I. Calculation of the rate of return

Return on investment = annual profit or average annual profit/total investment x 100%, return on investment is the value that should be returned through the investment, i.e., the economic return that the enterprise receives from an investment activity. It covers the profitability objectives of the business. Profit is related to the property necessary to invest in the business, as managers must make a profit from their investments and existing property. Investment can be divided into two categories: industrial investment and financial investment, what people usually call financial investment mainly refers to securities investment, because risk premium = (average return on risky assets - risk-free return) * β, so the necessary rate of return = risk-free return + (average return on risky assets without risky return) * β, the necessary rate of return is the rate of return of the other alternatives with the same risk as the same risk of financial securities.

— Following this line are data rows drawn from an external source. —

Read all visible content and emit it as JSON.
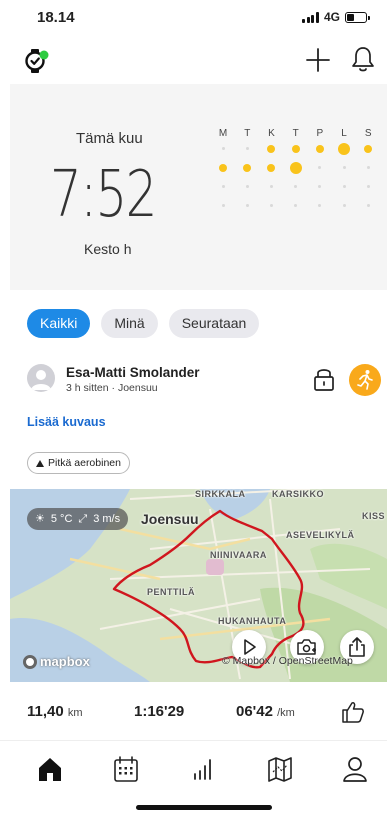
{
  "status_bar": {
    "time": "18.14",
    "network": "4G"
  },
  "summary": {
    "label": "Tämä kuu",
    "value": "7:52",
    "unit": "Kesto h",
    "days": [
      "M",
      "T",
      "K",
      "T",
      "P",
      "L",
      "S"
    ],
    "dots": [
      [
        0,
        0,
        2,
        2,
        2,
        3,
        2
      ],
      [
        2,
        2,
        2,
        3,
        0,
        0,
        0
      ],
      [
        0,
        0,
        0,
        0,
        0,
        0,
        0
      ],
      [
        0,
        0,
        0,
        0,
        0,
        0,
        0
      ]
    ],
    "dot_color": "#f9c31b"
  },
  "filters": [
    {
      "label": "Kaikki",
      "active": true
    },
    {
      "label": "Minä",
      "active": false
    },
    {
      "label": "Seurataan",
      "active": false
    }
  ],
  "post": {
    "author": "Esa-Matti Smolander",
    "meta": "3 h sitten · Joensuu",
    "add_description": "Lisää kuvaus",
    "tag": "Pitkä aerobinen",
    "sport_color": "#f9a91b"
  },
  "map": {
    "weather_temp": "5 °C",
    "weather_wind": "3 m/s",
    "city": "Joensuu",
    "labels": [
      "SIRKKALA",
      "KARSIKKO",
      "KISS",
      "ASEVELIKYLÄ",
      "NIINIVAARA",
      "PENTTILÄ",
      "HUKANHAUTA"
    ],
    "logo": "mapbox",
    "attribution": "© Mapbox / OpenStreetMap",
    "route_color": "#d0161e"
  },
  "stats": {
    "distance_value": "11,40",
    "distance_unit": "km",
    "duration": "1:16'29",
    "pace_value": "06'42",
    "pace_unit": "/km"
  },
  "tabs": [
    "home-icon",
    "calendar-icon",
    "progress-icon",
    "map-icon",
    "profile-icon"
  ]
}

2, the explanation of the necessary return

1, the necessary rate of return and coupon rate, the actual rate of return, the expected rate of return (yield to maturity) is not the same level of concepts in the issuance of bonds, coupon rate is based on the necessary rate of return of equal-risk investment is determined by the necessary rate of return, the necessary rate of return is the rate of return required by the investor for the equal-risk investment, which accurately reflects the risk of future cash flows The remuneration, also known as people are willing to invest in the minimum rate of return necessary to earn, in a fully efficient market in the expected rate of return of the security is its necessary rate of return;

2, coupon rate, the necessary rate of return have a real interest rate (cyclical interest rate) and the nominal interest rate (offer interest rate) of the division, where interest rates, can be divided into nominal and real;

3, in order to facilitate the Comparison of different bonds, the need to quote the interest rates of different interest-bearing periods collectively - converted to annualized interest rate conversion, the quote rate according to the actual periodic interest rate multiplied by the number of times a year of compounding, has formed a practice.